Harris, Trump hit campaign trail as debate looms
Portsmouth, United States – AFP
Kamala Harris and Donald Trump returned to the US campaign trail Wednesday, with new polls showing the White House race remains on a knife-edge less than a week before their crucial first debate.
Harris, who has revived Democratic hopes with just 61 days until the November 5 vote, unveiled proposed tax breaks for small businesses as she fleshed out her economic policy.
In a rare break with Biden, she proposed a 28 percent tax rate on capital gains, lower than the 39.6 percent planned by the president, in her latest attempt to appeal to centrist voters.
“We know when the government encourages investment, it leads to broad-based economic growth, and it creates jobs, which makes our economy stronger,” Harris said.
Team Trump meanwhile blasted the plans, saying in a statement that Harris’s various proposals would lead to tax hikes “on almost 26 million small businesspeople in America.”
“She’s had her honeymoon period. People are learning who she is,” Trump told a local New Hampshire radio station Wednesday. “We can’t go another four years with a dumb president.”
– Tight race –
Harris, 59, has upended the race since Biden dramatically quit as the Democratic candidate after the 81-year-old’s disastrous performance in a debate against Trump exacerbated fears about his age and mental acuity.
America’s first female, Black and South Asian vice president has swiftly erased Trump’s poll lead and forced the ex-president and convicted felon to rethink his campaign.
Despite his unprecedented attempt to overturn the 2020 election — culminating in a mob of supporters storming the US Capitol — 78-year-old Trump retains passionate support on the right.
He faces a new challenge with Harris. A CNN poll released Wednesday showed the race remains nail-bitingly close in six key battleground states.
Harris holds the edge against Trump over likely voters in the “Rust Belt” states of Wisconsin and Michigan, by 50 percent to 44 percent, and 48 percent to 43 percent, respectively.
Trump meanwhile has the edge in Arizona by 49 percent to 44 percent.
But the race is essentially tied in three other states — most critically in Pennsylvania, the biggest swing state prize in terms of votes in the US electoral college system.

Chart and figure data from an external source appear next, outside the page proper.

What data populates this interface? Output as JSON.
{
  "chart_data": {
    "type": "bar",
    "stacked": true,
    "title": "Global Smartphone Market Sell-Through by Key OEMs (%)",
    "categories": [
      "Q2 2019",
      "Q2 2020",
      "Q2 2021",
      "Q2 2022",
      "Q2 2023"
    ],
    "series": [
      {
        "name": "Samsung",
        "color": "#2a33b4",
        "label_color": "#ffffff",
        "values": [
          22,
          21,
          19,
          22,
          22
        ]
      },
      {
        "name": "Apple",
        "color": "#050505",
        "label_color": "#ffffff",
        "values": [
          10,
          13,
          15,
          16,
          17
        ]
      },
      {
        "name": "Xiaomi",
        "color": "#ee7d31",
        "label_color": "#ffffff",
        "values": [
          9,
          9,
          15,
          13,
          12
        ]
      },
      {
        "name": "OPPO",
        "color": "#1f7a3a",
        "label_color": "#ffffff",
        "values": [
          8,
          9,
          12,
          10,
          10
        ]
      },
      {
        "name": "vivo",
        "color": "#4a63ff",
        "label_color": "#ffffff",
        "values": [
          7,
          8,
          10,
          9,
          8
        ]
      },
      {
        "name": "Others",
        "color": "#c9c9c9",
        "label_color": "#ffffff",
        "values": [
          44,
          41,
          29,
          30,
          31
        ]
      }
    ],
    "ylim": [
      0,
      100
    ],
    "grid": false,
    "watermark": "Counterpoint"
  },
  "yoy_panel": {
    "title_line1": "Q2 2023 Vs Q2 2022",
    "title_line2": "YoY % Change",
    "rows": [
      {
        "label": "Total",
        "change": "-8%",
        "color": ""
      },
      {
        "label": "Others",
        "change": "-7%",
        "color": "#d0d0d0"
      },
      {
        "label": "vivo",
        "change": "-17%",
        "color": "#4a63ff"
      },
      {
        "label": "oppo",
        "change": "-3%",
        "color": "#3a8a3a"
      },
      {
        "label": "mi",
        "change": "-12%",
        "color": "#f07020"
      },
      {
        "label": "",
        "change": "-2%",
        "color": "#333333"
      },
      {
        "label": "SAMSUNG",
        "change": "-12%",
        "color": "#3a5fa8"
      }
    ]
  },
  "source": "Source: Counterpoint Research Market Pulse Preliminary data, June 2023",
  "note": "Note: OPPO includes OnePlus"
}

Biden won all six states when he defeated Trump in 2020.
The findings come a day after a USA Today/Suffolk University poll found Harris leading Trump 48 percent to 43 percent — with double-digit gains with crucial groups including Hispanic and Black voters and younger people.
Harris got a boost of sorts Wednesday from Republican quarters when former congresswoman Liz Cheney, an arch conservative and never-Trumper, endorsed the Democrat for president.
“Because of the danger that Donald Trump poses, not only am I not voting for Donald Trump but I will be voting for Kamala Harris,” Cheney told a gathering at Duke University, in videos posted to social media.